5 Ways to Use Deep Pressure to Calm a Child

By Liz Gray
A child can become excited or calmed by touch. Light touch, such as tickling, can excite the nervous system. Deep pressure touch, such as firm stroking or squeezing, can calm the system. Occupational Therapists have found that individuals with Sensory Processing Disorder (SPD) respond well to deep pressure. Temple Grandin, a well-known advocate for Autism and SPD, created a device she called the “squeeze machine” to give herself deep pressure. She stated that she created the squeeze machine to help her “overcome problems of oversensitivity to touch”. (Grandin, 1992) Squeeze machines have been replicated, but they cost thousands of dollars. Realistically, most families cannot afford one. So here are some simple, deep pressure activities to do at home for little or no cost.

1. Swaddling is not just for babies. Many young children love to be wrapped tight in a stretchy blanket or bedsheet and snuggled by a parent or caregiver.

2. Pretend that you are making a sandwich with your child’s body. Place the child on his tummy between two gym mats or heavy couch cushions with his head poking out.

4. Give bear hugs. Both the giver and the receiver will benefit!

5. Have the child lay under heavy or weighted blankets. A woman with high functioning autism once told Grandin “I need heavy blankets on me to sleep well, or else my muscles won’t calm down” (Grandin, 1992)

Many individuals with SPD enjoy receiving deep pressure so much that it can be perceived as a reinforcement or reward. (McGinnis, Blakely, Harvey, Hodges, and Rickards, 2013) Therefore it’s important to provide deep pressure at appropriate times. It can be given throughout the day (as part of a sensory diet) or before sensory overload behavior escalates. If deep pressure is given during meltdowns or other problem times, it can reinforce inappropriate behavior.

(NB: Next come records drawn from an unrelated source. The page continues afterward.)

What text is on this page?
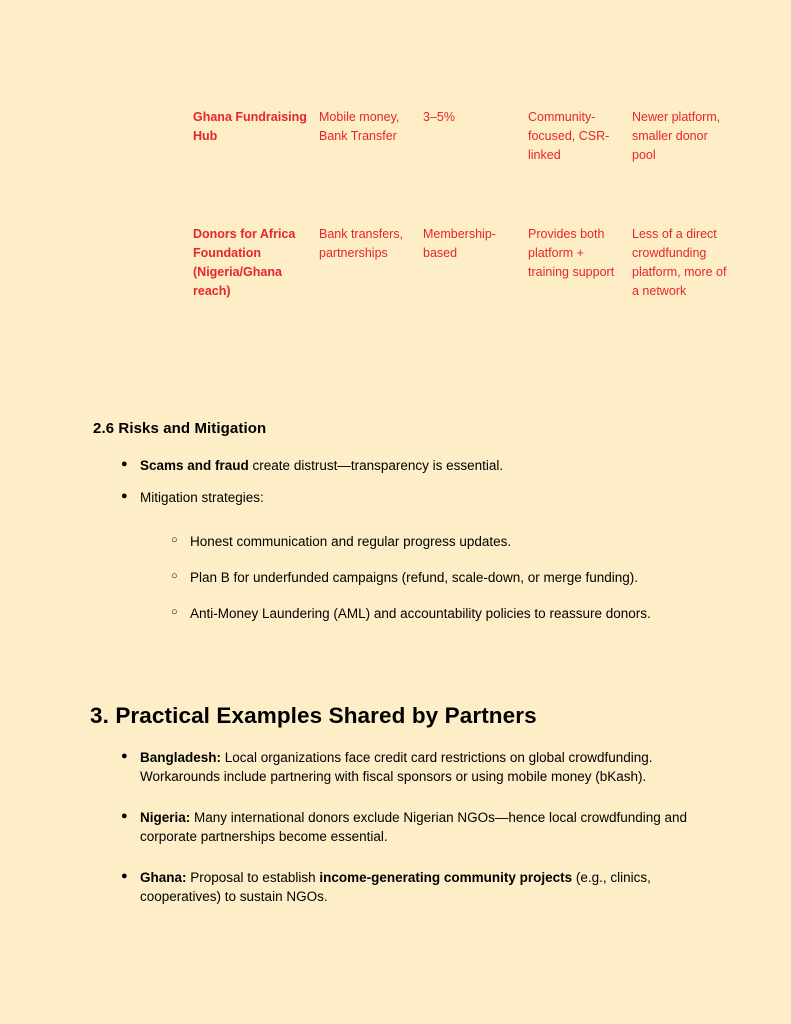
Ghana Fundraising Hub	Mobile money, Bank Transfer	3–5%	Community-focused, CSR-linked	Newer platform, smaller donor pool

Donors for Africa Foundation (Nigeria/Ghana reach)	Bank transfers, partnerships	Membership-based	Provides both platform + training support	Less of a direct crowdfunding platform, more of a network
2.6 Risks and Mitigation
● Scams and fraud create distrust—transparency is essential.
● Mitigation strategies:
○ Honest communication and regular progress updates.
○ Plan B for underfunded campaigns (refund, scale-down, or merge funding).
○ Anti-Money Laundering (AML) and accountability policies to reassure donors.
3. Practical Examples Shared by Partners
● Bangladesh: Local organizations face credit card restrictions on global crowdfunding. Workarounds include partnering with fiscal sponsors or using mobile money (bKash).
● Nigeria: Many international donors exclude Nigerian NGOs—hence local crowdfunding and corporate partnerships become essential.
● Ghana: Proposal to establish income-generating community projects (e.g., clinics, cooperatives) to sustain NGOs.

Deep pressure can be given as positive reinforcement for appropriate behaviors, but should not be withheld as a punishment.

An Occupational Therapist can offer further information and training regarding deep pressure as a way to manage SPD.

Grandin, T. (1992). Calming effects of deep touch pressure in patients with autistic disorder, college students, and animals. Journal of Child and Adolescent Psychopharmocology, 2, 1-13.
McGinnis, A., Blakely, E., Harvey, A., Hodges, A., & Rickards, J. (2013). The behavioral effects of a procedure used by pediatric occupational therapists. Behavioral Interventions, 28, 48-57.